I've often thought of the nature of competition as stronger, fitter, and faster riders pass me. I never mind it. I am inspired. I am not angry, threatened or fearful. I am grateful they come, seemingly out of nowhere and pass me with ease, especially in moments where I feel like I want to give up or die. What a blessing! They give me a vision of moving forward with strength that I did not have before I saw them pass and serve as an example once in front of me. Seeing the excellence and greatness of another gives me hope and sparks my creativity. There will always be someone smarter, faster, more creative or beautiful, and what cause for celebration, as there is someone to learn from; a model to emulate! The competition I love is the one with myself. Am I better today than I was yesterday? Am I living my potential? Am I glorifying God with my gifts, talents and abilities? Am I recognizing and fulfilling the needs of others? Am I doing good? Unity is a state of complete cooperation, rather than competition. Each gives his or her talent or ability freely to edify and uplift others thereby glorifying God. I love what C.S. Lewis has to say on the subject of competition from his classic work "The Screwtape Letters":
"The whole philosophy of Hell rests on recognition of the axiom that one thing is not another thing, and, specially, that one self is not another self. My good is my good and your good is yours. What one gains another loses. Even an inanimate object is what it is by excluding all other objects from the space it occupies; if it expands, it does so by thrusting other objects aside or by absorbing them. A self does the same. With beasts the absorption takes the form of eating; for us, it means the sucking of will and freedom out of a weaker self into a stronger. "To be" means to be in competition." Now the Enemy's (Christ's) philosophy is nothing more nor less than one continued attempt to evade this very obvious truth. He aims at contradiction. Things are to be many, yet somehow also one. The good of one self is to be the good of another. This impossibility He calls love, and this same monotonous panacea can be detected under all He does and even all He is--or claims to be."
Christ stated:
D&C 38: 27 Behold, this I have given unto you as a parable, and it is even as I am. I say unto you, be one; and if ye are not one ye are not mine.

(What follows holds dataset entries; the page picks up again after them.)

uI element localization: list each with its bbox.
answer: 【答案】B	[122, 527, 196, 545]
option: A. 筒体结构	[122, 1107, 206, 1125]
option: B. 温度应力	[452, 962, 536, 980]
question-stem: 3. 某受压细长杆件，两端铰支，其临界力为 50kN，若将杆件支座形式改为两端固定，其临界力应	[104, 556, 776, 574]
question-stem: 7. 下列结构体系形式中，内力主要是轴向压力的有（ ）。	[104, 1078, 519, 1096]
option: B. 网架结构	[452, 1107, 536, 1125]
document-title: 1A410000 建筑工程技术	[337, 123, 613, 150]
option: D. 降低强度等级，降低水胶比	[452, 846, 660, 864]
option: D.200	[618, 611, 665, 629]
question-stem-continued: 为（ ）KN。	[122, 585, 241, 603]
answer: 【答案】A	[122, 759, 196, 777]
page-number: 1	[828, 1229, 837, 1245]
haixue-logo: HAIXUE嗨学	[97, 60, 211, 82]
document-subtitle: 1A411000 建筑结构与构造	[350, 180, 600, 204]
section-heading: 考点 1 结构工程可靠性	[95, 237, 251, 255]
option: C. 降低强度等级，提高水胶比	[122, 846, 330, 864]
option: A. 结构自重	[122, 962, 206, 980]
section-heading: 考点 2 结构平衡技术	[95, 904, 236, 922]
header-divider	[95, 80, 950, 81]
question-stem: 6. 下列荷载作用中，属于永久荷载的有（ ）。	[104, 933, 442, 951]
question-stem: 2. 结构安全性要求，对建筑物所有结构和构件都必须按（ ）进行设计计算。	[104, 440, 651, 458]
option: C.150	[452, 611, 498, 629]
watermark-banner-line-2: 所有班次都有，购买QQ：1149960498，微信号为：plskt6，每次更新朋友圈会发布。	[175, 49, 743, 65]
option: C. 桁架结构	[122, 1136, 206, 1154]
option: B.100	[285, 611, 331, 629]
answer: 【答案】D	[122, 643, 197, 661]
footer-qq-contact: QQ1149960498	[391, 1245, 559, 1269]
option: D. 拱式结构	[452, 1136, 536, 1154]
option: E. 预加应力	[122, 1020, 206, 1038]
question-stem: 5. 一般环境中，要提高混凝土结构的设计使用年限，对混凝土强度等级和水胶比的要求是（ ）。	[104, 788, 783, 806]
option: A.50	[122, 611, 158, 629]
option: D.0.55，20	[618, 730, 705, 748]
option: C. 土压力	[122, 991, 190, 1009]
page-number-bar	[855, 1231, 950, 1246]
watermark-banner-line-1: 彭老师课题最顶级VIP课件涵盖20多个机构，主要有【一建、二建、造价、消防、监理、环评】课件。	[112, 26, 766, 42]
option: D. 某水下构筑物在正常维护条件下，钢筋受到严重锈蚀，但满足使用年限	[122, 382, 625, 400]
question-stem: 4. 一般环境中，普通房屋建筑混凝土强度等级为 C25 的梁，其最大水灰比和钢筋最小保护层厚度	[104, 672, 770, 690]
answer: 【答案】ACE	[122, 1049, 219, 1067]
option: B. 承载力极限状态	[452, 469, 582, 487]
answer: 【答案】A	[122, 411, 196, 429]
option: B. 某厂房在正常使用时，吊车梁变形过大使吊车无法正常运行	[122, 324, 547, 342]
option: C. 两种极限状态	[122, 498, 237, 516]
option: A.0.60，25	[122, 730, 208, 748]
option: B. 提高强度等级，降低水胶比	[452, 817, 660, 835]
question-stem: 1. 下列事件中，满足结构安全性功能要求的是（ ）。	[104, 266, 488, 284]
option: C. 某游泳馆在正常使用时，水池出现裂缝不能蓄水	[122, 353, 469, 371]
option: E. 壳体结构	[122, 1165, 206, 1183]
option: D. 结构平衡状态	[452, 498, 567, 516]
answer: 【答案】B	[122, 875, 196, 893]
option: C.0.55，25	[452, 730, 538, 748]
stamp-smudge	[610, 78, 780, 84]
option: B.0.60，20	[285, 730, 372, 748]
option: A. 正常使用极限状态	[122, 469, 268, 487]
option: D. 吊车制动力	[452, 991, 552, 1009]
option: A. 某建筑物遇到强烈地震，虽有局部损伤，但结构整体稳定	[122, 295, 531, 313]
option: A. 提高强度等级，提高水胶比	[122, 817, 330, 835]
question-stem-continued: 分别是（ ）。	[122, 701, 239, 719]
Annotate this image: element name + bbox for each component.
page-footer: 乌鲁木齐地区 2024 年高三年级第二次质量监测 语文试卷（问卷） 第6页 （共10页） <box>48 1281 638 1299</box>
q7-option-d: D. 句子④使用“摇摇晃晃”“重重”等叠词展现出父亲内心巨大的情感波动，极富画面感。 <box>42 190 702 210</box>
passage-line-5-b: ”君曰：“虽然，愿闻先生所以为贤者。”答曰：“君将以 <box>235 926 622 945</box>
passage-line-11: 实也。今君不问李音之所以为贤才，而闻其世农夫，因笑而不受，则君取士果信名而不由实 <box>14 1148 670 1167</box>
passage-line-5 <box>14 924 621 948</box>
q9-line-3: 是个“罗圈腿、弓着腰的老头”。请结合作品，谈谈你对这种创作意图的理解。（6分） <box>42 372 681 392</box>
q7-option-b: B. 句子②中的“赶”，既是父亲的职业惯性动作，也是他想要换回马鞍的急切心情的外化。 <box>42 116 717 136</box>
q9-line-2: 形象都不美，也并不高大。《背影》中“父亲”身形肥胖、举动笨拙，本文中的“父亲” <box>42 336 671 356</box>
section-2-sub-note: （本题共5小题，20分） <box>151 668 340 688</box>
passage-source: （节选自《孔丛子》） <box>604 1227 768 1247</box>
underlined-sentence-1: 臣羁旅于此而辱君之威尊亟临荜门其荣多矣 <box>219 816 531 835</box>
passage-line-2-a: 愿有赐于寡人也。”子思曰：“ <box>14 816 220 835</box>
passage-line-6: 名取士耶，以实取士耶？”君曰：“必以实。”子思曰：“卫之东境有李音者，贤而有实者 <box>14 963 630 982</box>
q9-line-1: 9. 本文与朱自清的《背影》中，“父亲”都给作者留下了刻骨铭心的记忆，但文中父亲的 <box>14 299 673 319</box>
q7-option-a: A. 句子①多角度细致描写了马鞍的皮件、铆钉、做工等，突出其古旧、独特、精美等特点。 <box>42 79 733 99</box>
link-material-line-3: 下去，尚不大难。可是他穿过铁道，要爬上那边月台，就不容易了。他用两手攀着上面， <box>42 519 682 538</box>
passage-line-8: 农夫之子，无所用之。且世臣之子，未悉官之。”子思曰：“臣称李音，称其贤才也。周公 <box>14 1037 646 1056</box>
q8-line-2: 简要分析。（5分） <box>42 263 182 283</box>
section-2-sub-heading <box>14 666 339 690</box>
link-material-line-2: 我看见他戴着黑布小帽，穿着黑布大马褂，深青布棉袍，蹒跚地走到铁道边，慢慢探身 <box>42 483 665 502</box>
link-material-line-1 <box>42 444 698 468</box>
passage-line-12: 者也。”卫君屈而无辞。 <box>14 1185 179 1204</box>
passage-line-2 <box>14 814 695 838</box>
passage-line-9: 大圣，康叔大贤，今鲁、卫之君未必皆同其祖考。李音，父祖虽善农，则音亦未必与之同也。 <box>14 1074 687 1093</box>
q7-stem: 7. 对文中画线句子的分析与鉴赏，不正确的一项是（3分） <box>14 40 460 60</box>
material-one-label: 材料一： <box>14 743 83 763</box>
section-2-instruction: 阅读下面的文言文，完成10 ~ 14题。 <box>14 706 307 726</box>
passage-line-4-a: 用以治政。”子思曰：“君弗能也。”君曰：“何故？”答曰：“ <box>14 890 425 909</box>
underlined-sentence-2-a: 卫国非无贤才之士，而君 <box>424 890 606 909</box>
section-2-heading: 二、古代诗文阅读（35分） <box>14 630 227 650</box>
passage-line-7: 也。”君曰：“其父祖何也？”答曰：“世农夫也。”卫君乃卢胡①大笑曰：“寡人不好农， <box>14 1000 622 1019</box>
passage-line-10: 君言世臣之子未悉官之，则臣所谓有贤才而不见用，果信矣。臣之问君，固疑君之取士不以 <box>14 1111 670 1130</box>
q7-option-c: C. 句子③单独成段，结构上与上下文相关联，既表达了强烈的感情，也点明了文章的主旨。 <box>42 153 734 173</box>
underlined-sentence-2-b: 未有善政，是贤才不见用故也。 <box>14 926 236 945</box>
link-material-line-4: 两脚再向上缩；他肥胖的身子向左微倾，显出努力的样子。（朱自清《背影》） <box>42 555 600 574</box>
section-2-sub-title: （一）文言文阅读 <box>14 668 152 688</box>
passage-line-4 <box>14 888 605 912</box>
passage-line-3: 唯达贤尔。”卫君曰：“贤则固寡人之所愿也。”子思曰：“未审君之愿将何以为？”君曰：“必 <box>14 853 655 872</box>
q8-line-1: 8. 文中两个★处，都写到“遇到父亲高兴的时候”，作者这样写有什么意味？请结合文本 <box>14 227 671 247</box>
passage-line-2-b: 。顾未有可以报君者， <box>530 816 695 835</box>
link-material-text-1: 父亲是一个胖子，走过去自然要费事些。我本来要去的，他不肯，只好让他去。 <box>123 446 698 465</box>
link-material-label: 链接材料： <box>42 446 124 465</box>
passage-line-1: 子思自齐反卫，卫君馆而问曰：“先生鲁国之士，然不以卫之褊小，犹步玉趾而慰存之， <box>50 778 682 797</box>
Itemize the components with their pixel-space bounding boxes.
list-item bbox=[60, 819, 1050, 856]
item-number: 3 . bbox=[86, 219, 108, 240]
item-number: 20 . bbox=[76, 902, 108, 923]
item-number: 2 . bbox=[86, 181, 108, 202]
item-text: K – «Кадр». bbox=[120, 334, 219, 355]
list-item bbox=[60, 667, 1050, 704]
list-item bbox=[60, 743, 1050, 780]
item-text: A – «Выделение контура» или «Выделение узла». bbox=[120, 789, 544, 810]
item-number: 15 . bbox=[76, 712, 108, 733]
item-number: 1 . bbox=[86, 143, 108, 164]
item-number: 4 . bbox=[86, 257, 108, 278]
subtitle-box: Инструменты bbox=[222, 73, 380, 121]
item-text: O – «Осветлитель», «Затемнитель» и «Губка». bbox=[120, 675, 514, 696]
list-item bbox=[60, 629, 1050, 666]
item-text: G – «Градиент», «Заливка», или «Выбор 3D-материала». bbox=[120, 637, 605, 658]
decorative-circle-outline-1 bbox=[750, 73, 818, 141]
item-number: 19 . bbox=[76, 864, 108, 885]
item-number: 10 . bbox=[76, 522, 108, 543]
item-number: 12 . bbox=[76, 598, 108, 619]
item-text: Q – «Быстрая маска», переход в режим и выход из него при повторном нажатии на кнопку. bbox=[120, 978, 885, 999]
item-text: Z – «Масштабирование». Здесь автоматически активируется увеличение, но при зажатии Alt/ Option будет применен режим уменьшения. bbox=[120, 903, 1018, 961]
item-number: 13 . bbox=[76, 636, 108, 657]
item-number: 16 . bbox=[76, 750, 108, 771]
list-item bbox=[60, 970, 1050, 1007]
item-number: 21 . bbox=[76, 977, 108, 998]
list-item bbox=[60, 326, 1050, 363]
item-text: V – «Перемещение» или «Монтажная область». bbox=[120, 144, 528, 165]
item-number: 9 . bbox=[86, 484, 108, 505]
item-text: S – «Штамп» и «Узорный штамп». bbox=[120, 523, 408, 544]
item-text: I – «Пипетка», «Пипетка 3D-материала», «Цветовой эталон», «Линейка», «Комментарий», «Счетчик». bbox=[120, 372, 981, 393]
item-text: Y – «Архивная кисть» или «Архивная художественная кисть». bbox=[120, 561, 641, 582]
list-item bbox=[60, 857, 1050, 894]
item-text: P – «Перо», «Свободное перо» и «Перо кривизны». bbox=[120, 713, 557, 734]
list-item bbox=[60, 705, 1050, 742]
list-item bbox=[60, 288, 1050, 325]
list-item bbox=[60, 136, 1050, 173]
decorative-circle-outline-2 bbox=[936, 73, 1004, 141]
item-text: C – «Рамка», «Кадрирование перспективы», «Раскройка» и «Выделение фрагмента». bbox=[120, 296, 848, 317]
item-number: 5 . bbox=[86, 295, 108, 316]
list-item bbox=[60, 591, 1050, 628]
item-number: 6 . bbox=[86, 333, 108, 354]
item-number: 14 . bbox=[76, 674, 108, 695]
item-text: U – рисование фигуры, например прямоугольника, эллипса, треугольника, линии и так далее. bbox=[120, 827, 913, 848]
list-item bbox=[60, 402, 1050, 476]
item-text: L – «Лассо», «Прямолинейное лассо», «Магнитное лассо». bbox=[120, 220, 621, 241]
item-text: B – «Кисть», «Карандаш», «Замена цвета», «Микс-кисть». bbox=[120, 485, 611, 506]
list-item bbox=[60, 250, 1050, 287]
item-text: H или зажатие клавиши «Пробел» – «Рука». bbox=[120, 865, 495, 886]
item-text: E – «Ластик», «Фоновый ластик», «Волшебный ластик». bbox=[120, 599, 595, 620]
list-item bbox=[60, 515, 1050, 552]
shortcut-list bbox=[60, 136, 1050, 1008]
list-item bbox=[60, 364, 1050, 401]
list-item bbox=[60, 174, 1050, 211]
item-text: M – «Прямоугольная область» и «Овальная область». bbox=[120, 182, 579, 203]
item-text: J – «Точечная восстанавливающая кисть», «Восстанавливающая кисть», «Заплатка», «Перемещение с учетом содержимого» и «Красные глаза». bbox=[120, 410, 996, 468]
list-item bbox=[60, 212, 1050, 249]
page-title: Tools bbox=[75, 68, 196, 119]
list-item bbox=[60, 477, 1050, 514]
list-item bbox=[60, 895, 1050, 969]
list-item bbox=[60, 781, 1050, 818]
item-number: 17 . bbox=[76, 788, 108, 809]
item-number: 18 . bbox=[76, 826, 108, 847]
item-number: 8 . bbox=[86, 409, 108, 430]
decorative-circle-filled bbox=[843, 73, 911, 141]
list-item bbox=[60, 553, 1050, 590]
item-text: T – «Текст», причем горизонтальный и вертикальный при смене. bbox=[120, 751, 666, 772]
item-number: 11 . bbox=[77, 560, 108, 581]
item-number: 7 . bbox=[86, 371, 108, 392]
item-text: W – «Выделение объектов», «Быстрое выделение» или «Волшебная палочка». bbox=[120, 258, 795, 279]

At the twentieth mile mark on the Bike Tour, we passed a house that had a refreshment station out front much like the water tables we kept passing. The only difference was a huge sign that read "Temptation: Free Booze, Come take a shot!" There were devil horns coming out of the "T" and a pitchfork at the bottom. The irony made me laugh hysterically. Isn't that like life? Five miles to the finish, and a major distraction is introduced. Though "free booze" isn't a draw for me, life has plenty of other distractions that I can get caught up in at any given time, that lure me from the pace and the course I need to follow. It was amazing to visually see a model for the journey of life and experience gratitude for it. Also, in reviewing the map of the Bike Tour, I noticed how straightforward and simple the course of life really is.